Several elements of a causal pathway have been established. These include colonisation of the skin; transferring bacteria onto drugs when they are transported (for example in the mouth); frequent breaking of the skin when injecting (and sometimes through other injuries) (Phillips et al., 2017); and longer-term damage to the skin, soft tissue and veins with acids and particulate matter in drug preparations, which increases vulnerability to infection (Harris et al., 2019; Hope et al., 2008; Murphy et al., 2001; Packer et al., 2019). Clusters of unusual infections such as anthrax and botulism have been observed among people who use illicit drugs (Trayner et al., 2018), but there is likely to be many more infections and deaths caused by common species such as streptococci and staphylococci from the patient’s own skin or mouth (Gordon, 2005). Cross-sectional studies have identified that women, people who inject subcutaneously, homeless people, and those who inject stimulants have raised prevalence (Hope et al., 2008, 2016; Murphy et al., 2001). These groups may inject more frequently or have poorer access to sterile and sharp injecting equipment.

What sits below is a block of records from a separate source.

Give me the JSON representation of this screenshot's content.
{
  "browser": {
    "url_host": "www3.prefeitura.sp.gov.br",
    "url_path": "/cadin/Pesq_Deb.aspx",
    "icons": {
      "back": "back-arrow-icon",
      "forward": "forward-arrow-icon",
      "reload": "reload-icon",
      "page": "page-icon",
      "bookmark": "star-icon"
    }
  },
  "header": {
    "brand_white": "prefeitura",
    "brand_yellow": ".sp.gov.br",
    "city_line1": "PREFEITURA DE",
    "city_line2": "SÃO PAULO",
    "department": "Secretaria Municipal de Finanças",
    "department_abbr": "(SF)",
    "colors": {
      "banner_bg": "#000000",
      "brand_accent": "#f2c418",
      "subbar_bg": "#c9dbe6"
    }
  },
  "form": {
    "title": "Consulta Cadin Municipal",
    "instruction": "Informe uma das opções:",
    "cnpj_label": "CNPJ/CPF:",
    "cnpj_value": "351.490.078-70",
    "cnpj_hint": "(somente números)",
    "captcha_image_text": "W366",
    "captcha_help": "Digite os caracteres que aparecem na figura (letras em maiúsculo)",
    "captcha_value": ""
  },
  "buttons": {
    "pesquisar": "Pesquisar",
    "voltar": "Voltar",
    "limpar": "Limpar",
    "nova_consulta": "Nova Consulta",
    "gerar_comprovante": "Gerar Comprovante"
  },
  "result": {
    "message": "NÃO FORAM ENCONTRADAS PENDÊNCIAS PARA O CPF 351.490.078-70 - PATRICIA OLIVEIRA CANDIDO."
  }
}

However, relatively few studies have reported the incidence and costs of bacterial infections among people who inject drugs, particularly in comparison to the large number of studies of blood-borne viral infections in this population (Degenhardt et al., 2016). This may be because most existing studies into bacterial infection use cross-sectional self-report data. In contrast to this, we used longitudinal electronic health record data to estimate the rate and treatment costs for severe bacterial infections in a cohort of people who inject heroin in South London, England.

2. Materials and methods

2.1. Data source

We used data from the Clinical Records Interactive Search (CRIS) resource at the South London and Maudsley NHS Foundation Trust Biomedical Research Centre. This is a research repository of anonymised data derived from the electronic health record system of a mental healthcare provider in South London, England (Perera et al., 2016). The study population was 2335 patients aged 18–64 entering community-based substance use treatment between 1 January 2006 and 31 March 2017, with reported use of heroin and drug injection. Patients were linked using NHS number, date of birth, sex and postcode to inpatient hospital admissions data from the national Hospital Episode Statistics for England database, and to mortality data from the UK Office for National Statistics. Linkage was conducted by NHS Digital, a public sector statistical agency. The end of follow-up was the participant’s 65th birthday, death, or 31 March 2017. Some patients have long periods of engagement with the drug treatment service, while other only attend one appointment, but data linkage was available for all patients regardless of their engagement with the service. We treated admissions within two days of discharge after a previous admission as a single admission. We also accessed hospital admission data for all residents in the healthcare provider’s catchment area of the London Boroughs of Croydon, Lambeth, Lewisham and Southwark (the ‘comparison group’).

2.2. Outcome measures

We defined severe bacterial infections as hospital admission with a primary cause of cutaneous abscess (ICD-10 code L02), cellulitis (L03), phlebitis or thrombophlebitis (I80), sepsis or septicaemia (A40, A41), endocarditis (I30.1, I39, I33.0, 140.0, I41.0), septic arthritis or osteomyelitis (M86, M00, M463, M46.5), and necrotising fasciitis (M72.6). We also counted all-cause hospital admissions.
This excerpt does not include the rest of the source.